Pada Rabu (24/6) 2020, Tim Densus 88 Antiteror Mabes Polri membawa sejumlah terduga teroris melalui Bandara Internasional Pattimura Ambon menuju Jakarta.
Kapolda Maluku saat itu, Irjen Pol Baharudin Jafar menegaskan bahwa bukan kapasitas dirinya untuk menyampaikan informasi tersebut, tetapi dia membenarkan kegiatan seperti itu memang ada.
Rombongan Densus 88 Antiteror Mabes Polri saat itu menggunakan pesawat carter Lion Air JT-388/JT358 rute Ambon-Lombok-Jakarta.
Keberangkatan Densus 88 membawa 11 orang yang diduga anggota Jamaah Ansor Daullah dan sejumlah barang bukti yang dibawa adalah tiga pucuk senjata rakitan laras panjang serta dua busur panah.
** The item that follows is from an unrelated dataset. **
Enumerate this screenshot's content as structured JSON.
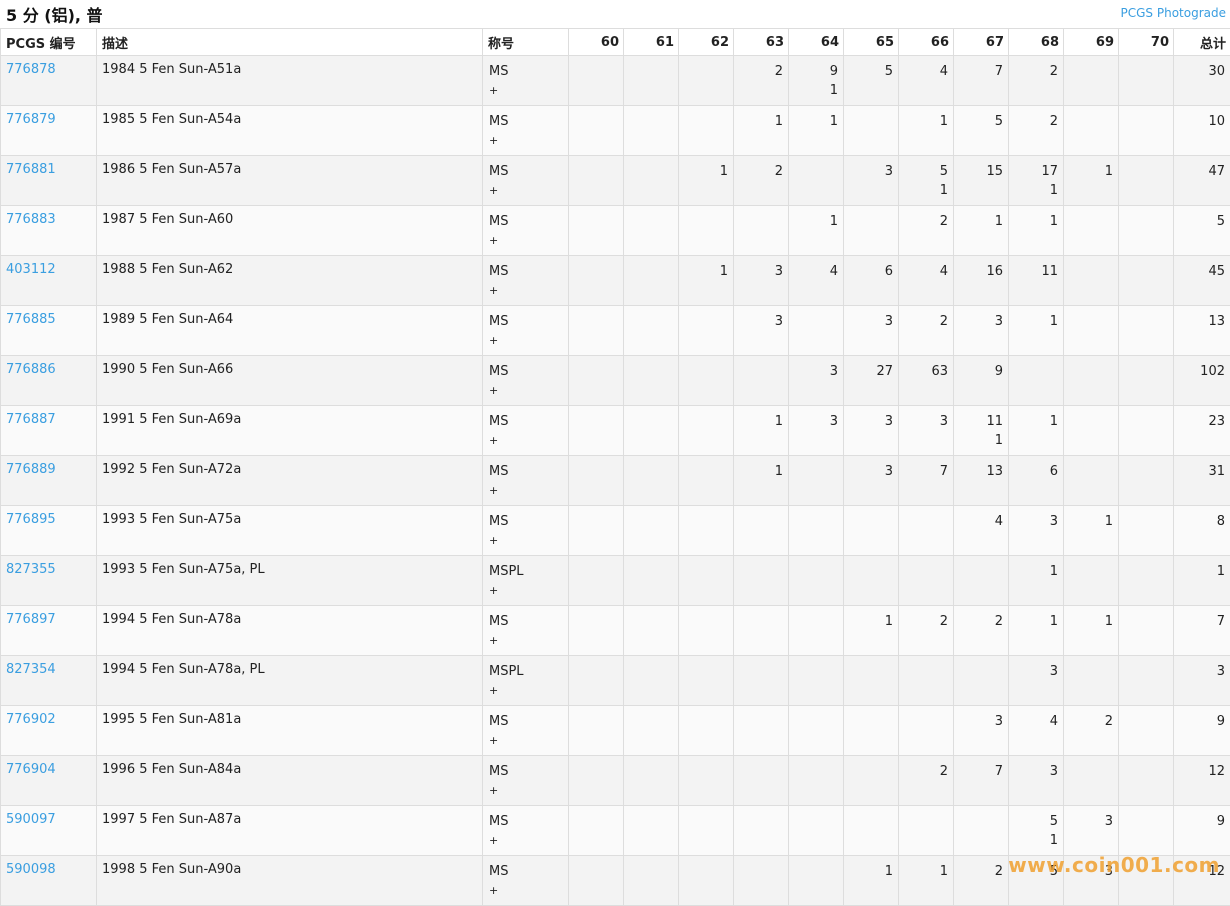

Mereka juga diduga berafiliasi dengan organisasi ISIS yang ditangkap Densus 88 pada beberapa lokasi dan waktu berbeda di kabupaten dan kota di Maluku, dan sempat dititipkan pada ruang sel tahanan Mako Brimob Polda Maluku.
Menurut Rauf, untuk menangani permasalahan tersebut maka pengawasan bukan saja dilakukan aparat, tapi oleh seluruh elemen masyarakat di lingkungan tempat tinggal masing-masing.
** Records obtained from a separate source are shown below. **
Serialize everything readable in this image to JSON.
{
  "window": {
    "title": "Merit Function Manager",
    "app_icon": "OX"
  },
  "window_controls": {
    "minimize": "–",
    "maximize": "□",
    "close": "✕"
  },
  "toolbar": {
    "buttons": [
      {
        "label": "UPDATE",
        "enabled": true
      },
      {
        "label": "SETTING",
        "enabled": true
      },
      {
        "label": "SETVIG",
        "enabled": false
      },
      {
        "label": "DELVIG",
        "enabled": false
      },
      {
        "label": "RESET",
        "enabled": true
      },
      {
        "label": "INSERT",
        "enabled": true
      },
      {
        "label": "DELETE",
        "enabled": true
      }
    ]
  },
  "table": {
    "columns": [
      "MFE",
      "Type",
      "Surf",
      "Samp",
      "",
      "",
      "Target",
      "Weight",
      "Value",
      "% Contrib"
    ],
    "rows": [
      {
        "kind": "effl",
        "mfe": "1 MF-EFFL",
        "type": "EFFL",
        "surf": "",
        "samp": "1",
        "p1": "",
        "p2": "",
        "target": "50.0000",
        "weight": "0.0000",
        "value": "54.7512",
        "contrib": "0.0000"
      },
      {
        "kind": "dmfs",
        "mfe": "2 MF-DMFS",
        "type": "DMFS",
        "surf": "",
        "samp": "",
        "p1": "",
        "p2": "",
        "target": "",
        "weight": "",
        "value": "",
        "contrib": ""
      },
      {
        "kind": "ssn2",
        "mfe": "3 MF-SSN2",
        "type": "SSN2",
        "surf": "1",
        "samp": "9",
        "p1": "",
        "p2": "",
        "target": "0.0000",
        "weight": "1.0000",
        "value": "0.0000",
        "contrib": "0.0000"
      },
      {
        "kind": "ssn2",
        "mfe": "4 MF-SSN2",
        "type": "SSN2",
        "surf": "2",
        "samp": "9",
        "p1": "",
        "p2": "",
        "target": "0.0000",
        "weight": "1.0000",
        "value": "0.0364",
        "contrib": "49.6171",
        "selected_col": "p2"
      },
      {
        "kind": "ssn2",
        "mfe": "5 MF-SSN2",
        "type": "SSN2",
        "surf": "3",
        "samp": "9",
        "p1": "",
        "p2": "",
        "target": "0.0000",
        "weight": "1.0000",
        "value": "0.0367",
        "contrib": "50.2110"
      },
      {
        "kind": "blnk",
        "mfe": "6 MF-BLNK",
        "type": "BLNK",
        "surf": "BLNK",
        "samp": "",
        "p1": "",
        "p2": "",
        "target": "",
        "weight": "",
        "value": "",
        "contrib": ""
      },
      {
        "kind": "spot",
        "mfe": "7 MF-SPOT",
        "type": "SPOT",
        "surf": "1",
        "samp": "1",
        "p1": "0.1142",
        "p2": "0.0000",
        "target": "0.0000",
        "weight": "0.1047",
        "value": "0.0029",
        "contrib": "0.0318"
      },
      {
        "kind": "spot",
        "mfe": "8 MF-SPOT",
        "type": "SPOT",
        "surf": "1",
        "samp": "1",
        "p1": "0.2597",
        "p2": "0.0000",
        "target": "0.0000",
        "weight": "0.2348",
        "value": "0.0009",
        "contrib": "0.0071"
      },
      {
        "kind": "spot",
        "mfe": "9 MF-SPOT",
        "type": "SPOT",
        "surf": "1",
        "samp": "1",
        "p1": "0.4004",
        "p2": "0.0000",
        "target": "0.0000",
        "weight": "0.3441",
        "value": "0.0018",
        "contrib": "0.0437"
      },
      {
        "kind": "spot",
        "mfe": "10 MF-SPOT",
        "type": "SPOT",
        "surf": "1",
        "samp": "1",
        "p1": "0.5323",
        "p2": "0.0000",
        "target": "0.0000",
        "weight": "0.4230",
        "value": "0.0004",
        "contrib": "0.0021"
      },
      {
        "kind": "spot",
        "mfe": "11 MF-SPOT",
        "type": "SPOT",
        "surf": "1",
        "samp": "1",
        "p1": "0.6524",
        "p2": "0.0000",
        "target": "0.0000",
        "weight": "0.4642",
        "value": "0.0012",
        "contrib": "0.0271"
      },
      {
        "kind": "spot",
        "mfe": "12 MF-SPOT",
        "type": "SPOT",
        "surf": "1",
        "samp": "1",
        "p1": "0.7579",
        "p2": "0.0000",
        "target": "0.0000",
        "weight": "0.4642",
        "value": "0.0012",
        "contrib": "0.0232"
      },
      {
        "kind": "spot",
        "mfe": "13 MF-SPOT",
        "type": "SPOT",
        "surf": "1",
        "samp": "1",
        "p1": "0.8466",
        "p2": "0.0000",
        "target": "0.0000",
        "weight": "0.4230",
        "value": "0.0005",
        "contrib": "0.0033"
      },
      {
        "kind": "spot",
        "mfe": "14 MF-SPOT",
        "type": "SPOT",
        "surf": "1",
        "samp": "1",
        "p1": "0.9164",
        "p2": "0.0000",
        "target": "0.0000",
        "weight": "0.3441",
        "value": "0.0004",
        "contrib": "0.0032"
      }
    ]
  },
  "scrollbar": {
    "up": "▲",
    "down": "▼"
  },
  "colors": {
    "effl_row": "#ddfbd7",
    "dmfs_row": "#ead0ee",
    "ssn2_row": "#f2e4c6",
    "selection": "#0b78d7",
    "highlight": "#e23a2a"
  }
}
Dia mengibaratkan mereka yang menyebar paham radikal seperti bunglon, dan apa saja akan dilakukan adalah untuk mencapai tujuannya.
"Jangan biarkan mereka yang terindikasi terpapar paham radikalisme ini sendiri, tetapi rangkul dan ajak mereka dalam hal yang positif, gandeng tokoh agama sebagai pemberi pencerahan kepada mereka sehingga mereka dapat memahami ajaran agama yang sebenarnya," tutur-nya.
FPKT Maluku saat ini sudah menjalankan program deradikalisasi yang menyentuh ke semua lapisan masyarakat, khususnya anak muda dan pelajar.
Setiap tahunnya sudah ratusan orang yang meninggalkan paham radikal, mereka ini adalah yang sudah memahami benar bahaya dari paham radikal yang mereka ikuti dan dengan sukarela dan sadar mereka kembali kepada kondisi semula sebagai warga negara yang menjunjung tinggi Pancasila dan NKRI.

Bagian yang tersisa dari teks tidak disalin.